Traditionally, refineries have used predictive analytics to provide a model of historical performance, making it possible to make some educated guesses about equipment performance and failure rates, but that’s not enough. For the new generation of smart refineries, prescriptive models are incorporating additional factors such as deferred maintenance, change in market demands, and downstream production variables to drive OI and reshape capital expenditure.
Refinery executives realize that past performance is not an accurate representation of current and future requirements. They understand that they need a combination of historical, and current operational performance as well as accurate operational models to predict future performance and meet changing demand. Using big data techniques combined with prescriptive analysis, refinery management gets a real-time model for decision-making. This is the foundation for the OI that powers the new generation of smart refineries.
OI helps refinery managers monitor and identify situations that present opportunities and inefficiencies and, using prescriptive analytics, offer potential solutions. When used in smart refineries, OI takes available data and presents real-time view of events and business operations, informing both manual and automated responses. It’s ideal for applications such as:
Smart refineries use prescriptive analytics in conjunction with machine learning to develop strategies to optimize production and capital expenditure. For example, in modeling production, real-time parameters such as production requirements, asset availability, personnel, and work permits all have an impact on production. Asset management and maintenance is visualized as part of production, and factors such as multiple work orders have to be factored in.
For capital equipment, data from engineering can be used to track scheduled maintenance and monitor meantime between failure (MTBF) to schedule preventive maintenance and identify the impact of repairing versus replacing worn equipment. Prescriptive analytics plays a key role in managing equipment maintenance, as well as identifying future capital expenses.
Oil and gas refineries especially face a variety of challenges when it comes to managing capital expenditure. Reduced oil prices are having an impact on operating budgets, requiring refinery managers to do more with less. Operators are putting off regular equipment service to save money, delaying major turnarounds beyond manufacturers’ recommended specifications. Important assets also are continuing to age and most critical equipment in service is typically more than 20 years old.
When you break it down into individual capital assets, you end up assessing specific components, such as the performance of a pump and its effect on production as performance degrades. Increasing production capacity means assessing each component in the supply chain for reliability and safety.
Oil and gas consultants have created a new approach to understanding refinery reliability and maintainability (RAM) by examining each item for reliability. That means assessing the inherent dependability of each component in the refinery, identifying potential causes of failure, and determining the best strategy to minimize risk from a possible failure.

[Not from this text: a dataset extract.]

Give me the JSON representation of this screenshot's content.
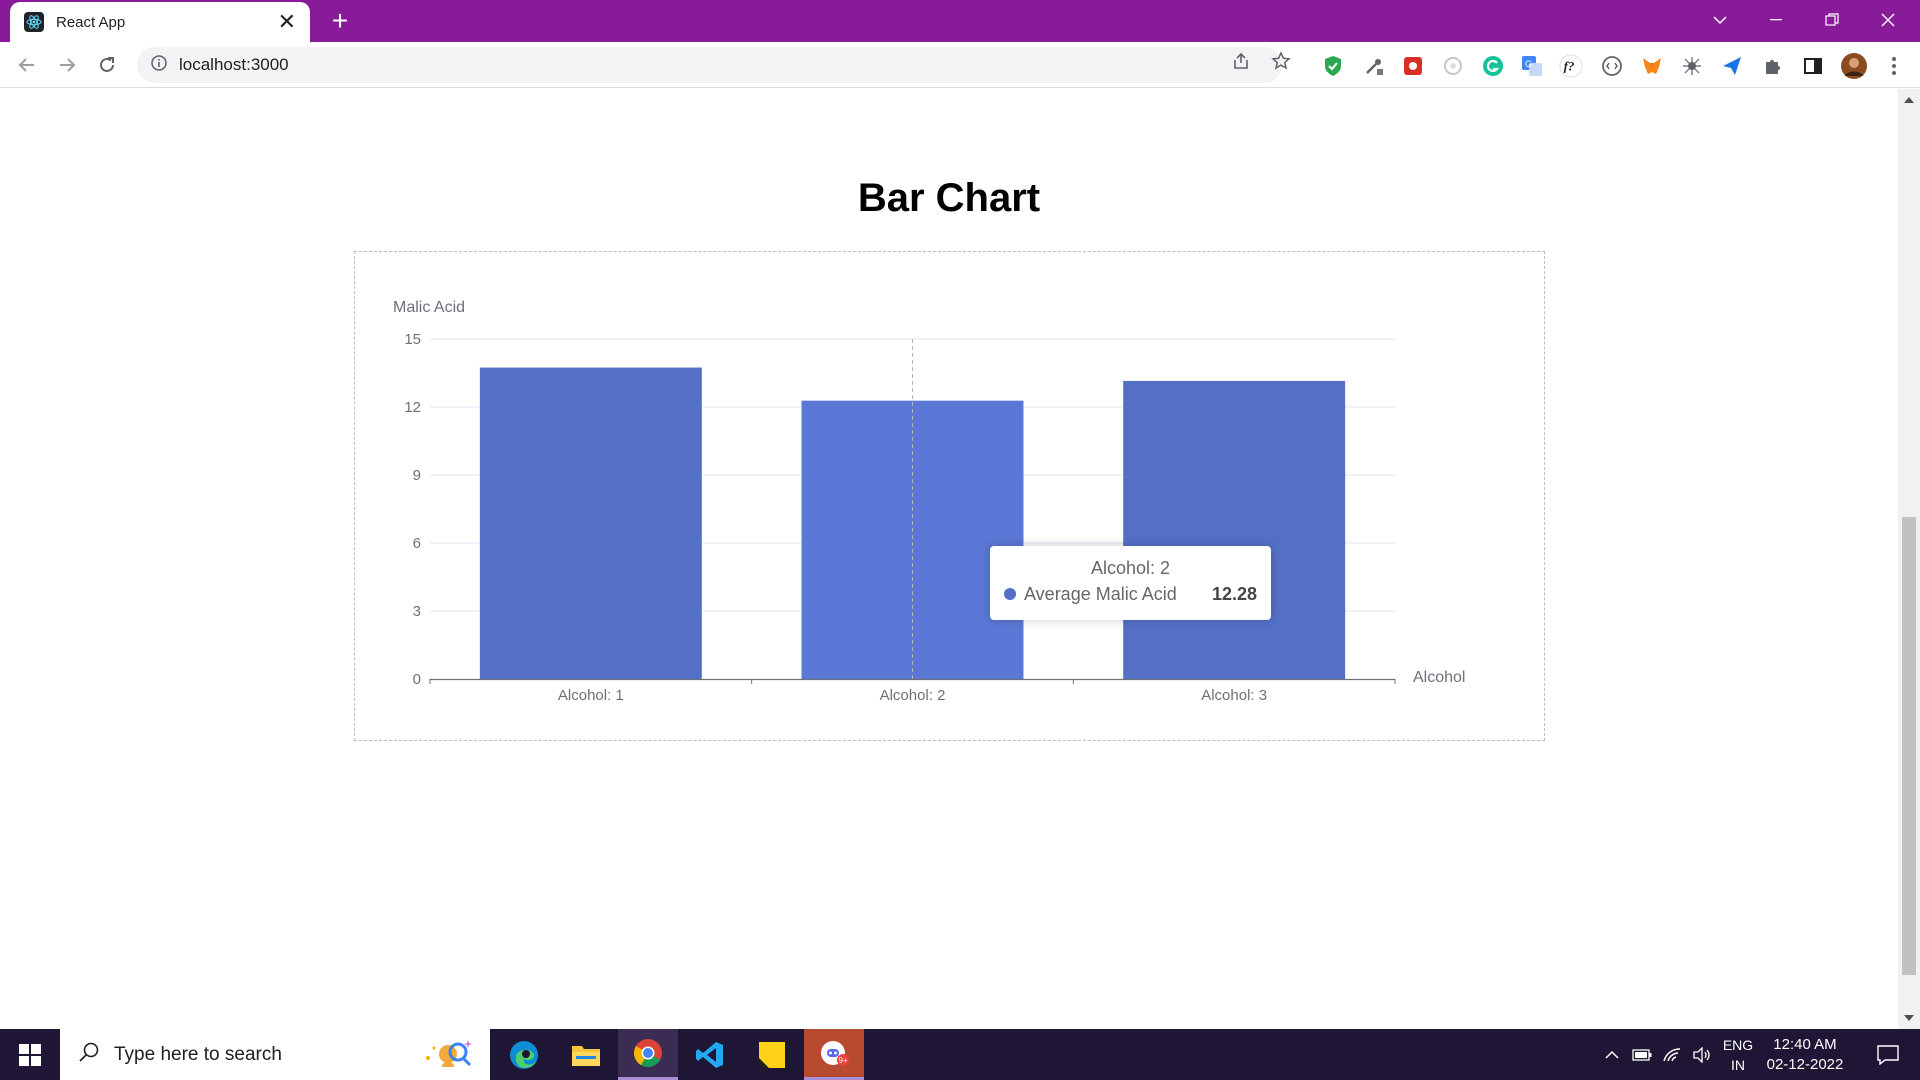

This kind of process-based reliability model is prescriptive by definition, considering the impact of each element in the production chain and assessing quantitative risks to each one. When assessing the end-to-end reliability of the refinery the prescriptive analytics model is driven by process modeling, probability modeling, and asset management data. As part of the analysis, weak links in the production chain are revealed which provide clear indicators on where to invest in new equipment and repairs.

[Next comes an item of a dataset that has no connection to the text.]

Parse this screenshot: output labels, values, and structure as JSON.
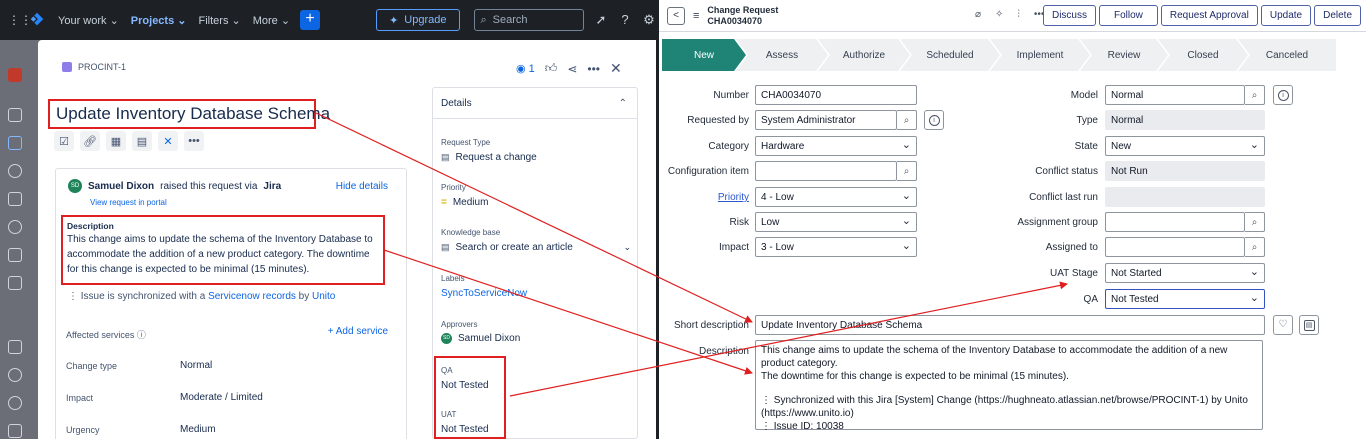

RAM projections also can be invaluable for promoting safety. Prescriptive analytics can be used to model safer operations, supporting design-for safety, hazard and risk analysis, and assessment of asset integrity. The result is fewer incidents, reduced risk, and better regulatory compliance.

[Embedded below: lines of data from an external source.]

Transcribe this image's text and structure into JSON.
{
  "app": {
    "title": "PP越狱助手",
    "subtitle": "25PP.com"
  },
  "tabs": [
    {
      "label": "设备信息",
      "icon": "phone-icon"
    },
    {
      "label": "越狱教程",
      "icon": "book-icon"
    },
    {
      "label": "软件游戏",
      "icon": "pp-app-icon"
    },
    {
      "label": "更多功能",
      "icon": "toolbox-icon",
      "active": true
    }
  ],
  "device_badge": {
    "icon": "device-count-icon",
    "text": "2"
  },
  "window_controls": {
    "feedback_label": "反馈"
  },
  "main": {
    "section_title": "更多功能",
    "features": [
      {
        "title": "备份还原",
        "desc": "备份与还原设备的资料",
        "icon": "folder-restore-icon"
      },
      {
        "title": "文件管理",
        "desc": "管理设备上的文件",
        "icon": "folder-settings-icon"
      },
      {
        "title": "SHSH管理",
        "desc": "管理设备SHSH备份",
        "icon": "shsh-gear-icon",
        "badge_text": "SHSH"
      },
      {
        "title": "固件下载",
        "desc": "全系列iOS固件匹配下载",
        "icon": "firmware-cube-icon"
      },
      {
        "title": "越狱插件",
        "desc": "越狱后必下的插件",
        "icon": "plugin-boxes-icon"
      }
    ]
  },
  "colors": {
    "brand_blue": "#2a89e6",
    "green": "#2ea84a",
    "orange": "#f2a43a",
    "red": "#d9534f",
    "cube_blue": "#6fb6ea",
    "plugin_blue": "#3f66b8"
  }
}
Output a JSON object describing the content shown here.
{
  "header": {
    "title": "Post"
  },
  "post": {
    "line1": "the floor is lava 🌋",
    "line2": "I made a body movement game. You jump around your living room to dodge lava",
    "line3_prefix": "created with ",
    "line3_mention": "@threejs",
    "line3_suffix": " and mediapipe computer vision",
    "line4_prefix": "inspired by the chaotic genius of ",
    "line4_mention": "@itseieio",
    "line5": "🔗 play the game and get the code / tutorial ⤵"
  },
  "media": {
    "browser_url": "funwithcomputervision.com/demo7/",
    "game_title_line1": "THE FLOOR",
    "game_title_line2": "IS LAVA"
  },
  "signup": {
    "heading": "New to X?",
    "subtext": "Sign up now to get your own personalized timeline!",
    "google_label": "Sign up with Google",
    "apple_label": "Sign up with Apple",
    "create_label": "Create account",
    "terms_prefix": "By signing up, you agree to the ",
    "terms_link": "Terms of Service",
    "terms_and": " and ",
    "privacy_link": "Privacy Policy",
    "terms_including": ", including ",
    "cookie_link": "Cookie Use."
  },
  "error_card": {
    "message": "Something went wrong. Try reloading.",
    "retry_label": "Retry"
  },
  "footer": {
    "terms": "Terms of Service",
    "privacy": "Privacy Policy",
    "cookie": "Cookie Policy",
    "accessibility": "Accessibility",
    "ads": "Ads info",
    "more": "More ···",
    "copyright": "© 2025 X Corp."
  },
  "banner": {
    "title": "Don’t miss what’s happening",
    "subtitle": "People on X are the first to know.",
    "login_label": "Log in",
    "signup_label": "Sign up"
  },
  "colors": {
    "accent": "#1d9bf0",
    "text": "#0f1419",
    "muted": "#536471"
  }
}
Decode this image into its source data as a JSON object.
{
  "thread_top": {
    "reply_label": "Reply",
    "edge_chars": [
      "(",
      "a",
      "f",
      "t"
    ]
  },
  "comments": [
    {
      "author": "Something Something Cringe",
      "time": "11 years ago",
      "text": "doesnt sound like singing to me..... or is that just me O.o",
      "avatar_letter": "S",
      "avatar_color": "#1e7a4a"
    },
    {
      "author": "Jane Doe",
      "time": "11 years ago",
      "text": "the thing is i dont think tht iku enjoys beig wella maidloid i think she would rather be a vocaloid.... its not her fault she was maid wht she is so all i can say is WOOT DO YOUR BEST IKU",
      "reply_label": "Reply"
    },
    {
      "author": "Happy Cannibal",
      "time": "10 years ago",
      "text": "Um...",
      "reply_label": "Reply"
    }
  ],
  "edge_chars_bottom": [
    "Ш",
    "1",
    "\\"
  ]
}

Continued pressure on refinery management to get more from a deteriorating infrastructure is generating more demand for a highly accurate process-system-reliability model for refinery operations. The only way to understand the impact of asset capitalization and deliver the OI needed to make fast, sound financial decisions is with prescriptive analytics. Unless you can factor in all the variables that impact capital equipment, your decision-making is going to be based on incomplete information.